Teknologi Pengemasan,
Distribusi, dan Transportasi Dosen : Ir. Sugiarto , MSi.
BIODEGRADABLE
Pengemasan diperkirakan telah ada sejak beberapa ratus tahun sebelum masehi.
Dimulai dengan bahan kemasan yang berasal dari alam seperti dedaunan, kulit binatang
dan tanah liat digunakan sebagai wadah penyimpanan atau pengemasan. Seiring
dengan perkembangan teknologi, pengemasan juga berkembang dengan pesat.
Meskipun kemasan alami masih digunakan, kemasan yang lebih maju (modern) banyak
digunakan secara meluas. Selain plastik, bahan kemasan yang banyak digunakan untuk
produk pangan dan hasil pertanian lainnya diantaranya kertas, aluminium foil, gelas,
logam dan kayu. Diantara bahan kemasan tersebut, plastik merupakan bahan kemasan
yang paling populer dan sangat luas penggunaannya.

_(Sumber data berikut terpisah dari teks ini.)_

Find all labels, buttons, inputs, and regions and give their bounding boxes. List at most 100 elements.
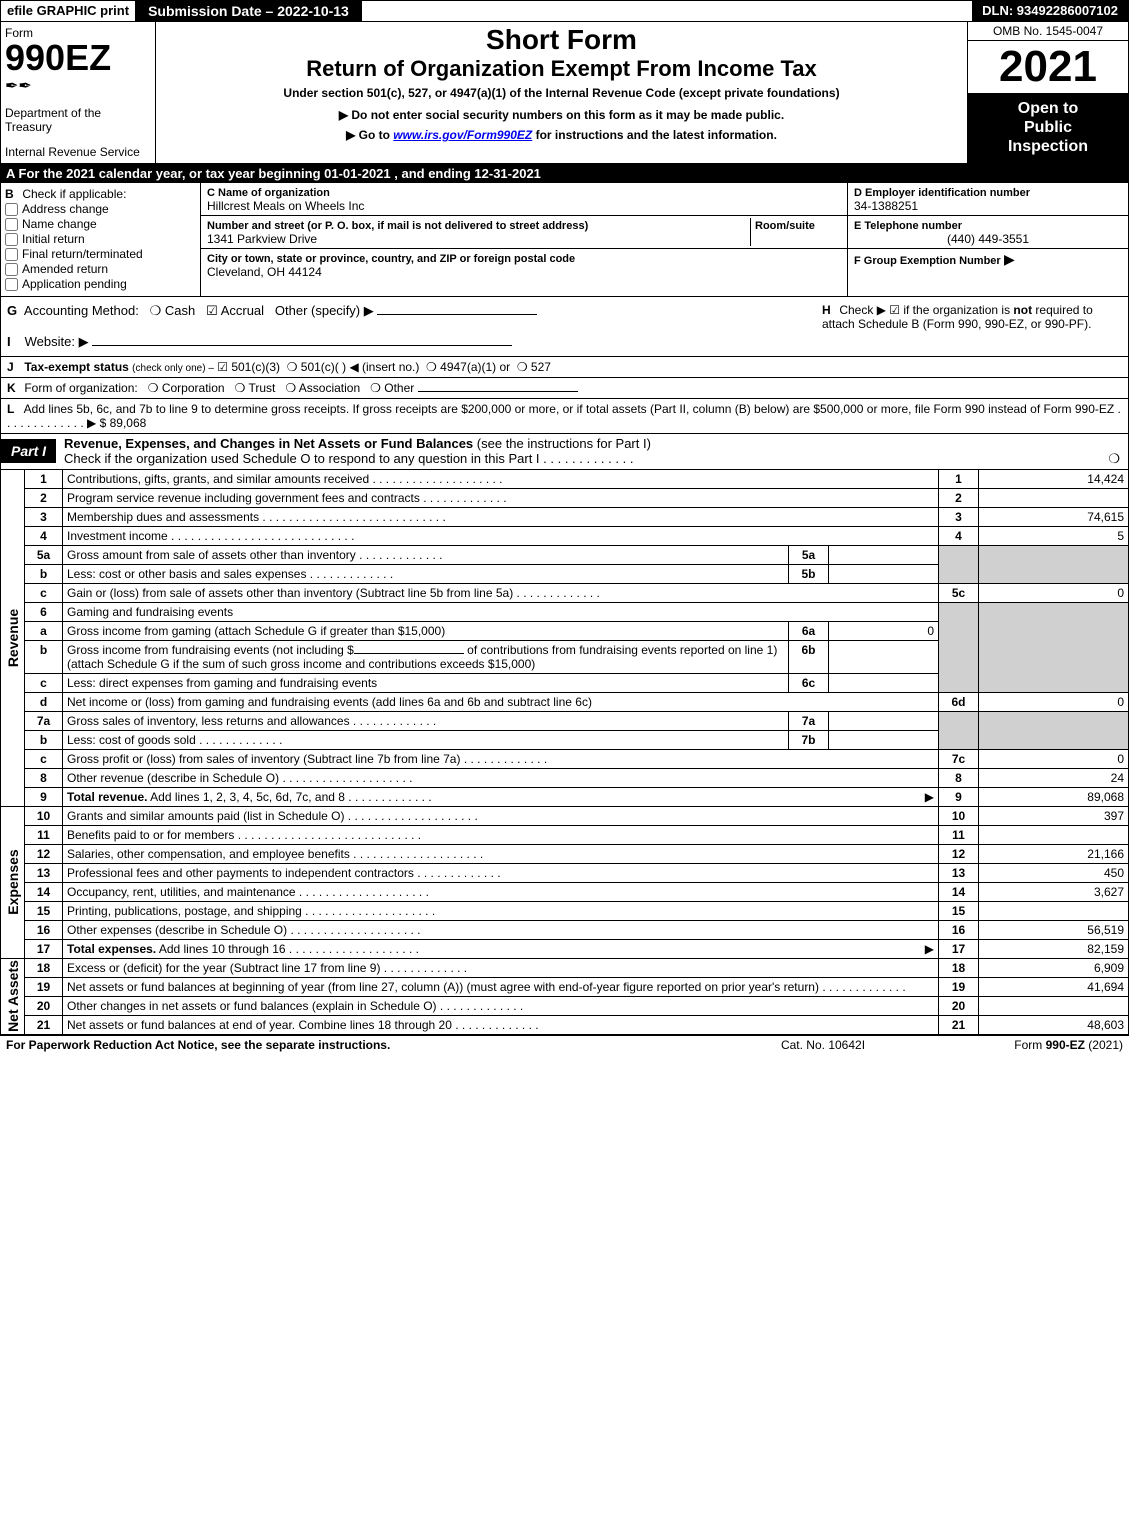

Setiap tahun sekitar 100 juta ton plastik kemasan sintetik diproduksi dunia
untuk digunakan di berbagai sektor industri dan kira-kira sebesar itulah sampah plastik
yang dihasilkan setiap tahun. Sementara kebutuhan plastik dalam negeri mencapai 2,3
juta ton. Beberapa tahun belakangan ini muncul prediksi bahwa lautan dunia akan
berisi lebih banyak plastik dibanding ikan pada tahun 2050. Prediksi ini tentu saja mesti
diiringi dorongan untuk peduli lingkungan dengan beralih ke alternatif yang lebih
ramah lingkungan dan berkelanjutan, salah satunya adalah penggunaan
plastik biodegradable (Rosandrani 2016).
Plastik biodegradable adalah plastik yang akan terurai di alam dengan bantuan
mikroorganisme. Bahan baku pembuatan plastik biodegradable bermacam-macam,
contohnya dari bahan petrokimia (poli (ε- kaprolakton) dan PCL), produk tanaman
(pati dan selulosa), dan chitosan dari kulit udang atau cangkang kepiting. Beberapa
contoh yang mewakili polimer plastik biodegradable yang sudah diproduksi oleh skala
industri ialah poli (ε- kaprolakton). PCL adalah polimer hasil sintesis kimia
menggunakan bahan baku minyak bumi. PCL mempunyai biodegradabilitas yang
tinggi, dapat dihidrolisis oleh enzim lipase dan esterase yang tersebar luas pada
tanaman, hewan dan mikroorganisme. Namun titik lelehnya yang rendah, sehingga
menyebabkan bidang aplikasinya menjadi terbatas. Adapun dari umbi-umbian, pati
dapat dihasilkan dari singkong, kentang. Selain dari kedua sumber tersebut, pati juga
dapat dihasilkan dari batang tanaman, seperti pati sagu, dan dari daging buah muda
seperti pisang (Akbar et al. 2013).
Beberapa produk yang dibuat dari material plastik biodegradable yang umum
ditemui antara lain kantong plastik sampah dan peralatan makan sekali pakai. Selain
itu masih banyak produk plastik solid yang dapat digunakan berulang kali namun
dengan material biodegradable seperti piring, gelas, sendok, garpu, dan lain-lain.
Namun penggunaan plastik biodegradable masih sangat jarang menyebabkan
harganya relatif mahal dibanding plastik konvensional. Memang membutuhkan kerja
sama dengan banyak pihak, termasuk kesadaran masyarakat untuk menjaga lingkungan
dnegan mengurangi penggunaan plastik konvensional.
Ketersediaan bahan dasarnya di alam sangat melimpah. Bahan yang dapat
diperbarui ini memiliki biodegradabilitas yang tinggi sehingga sangat berpotensi untuk
dijadikan bahan pembuat bioplastik (Stevens 2002). Proses pembuatan plastik
biodegradable berbasis pati ini pun sudah dikembangkan, diantaranya:
a. Mencampur pati dengan plastik konvensional (PE atau PP) dalam jumlah kecil.
b. Mencampur pati dengan turunan hasil samping minyak bumi, seperti PCL, dalam
komposisi yang sama (50%).
c. Menggunakan proses ekstruksi untuk mencampur pati dengan bahan-bahan seperti
protein kedelai, gliserol, alginat, lignin dan sebagainya sebagai plasticizer.
Sumber:
Akbar F, Anita Z, Harahap H. 2013. Pengaruh waktu simpan film plastik biodegradasi dari
pati kulit singkong terhadap sifat mekanikalnya. Jurnal Teknik USU. 2(2).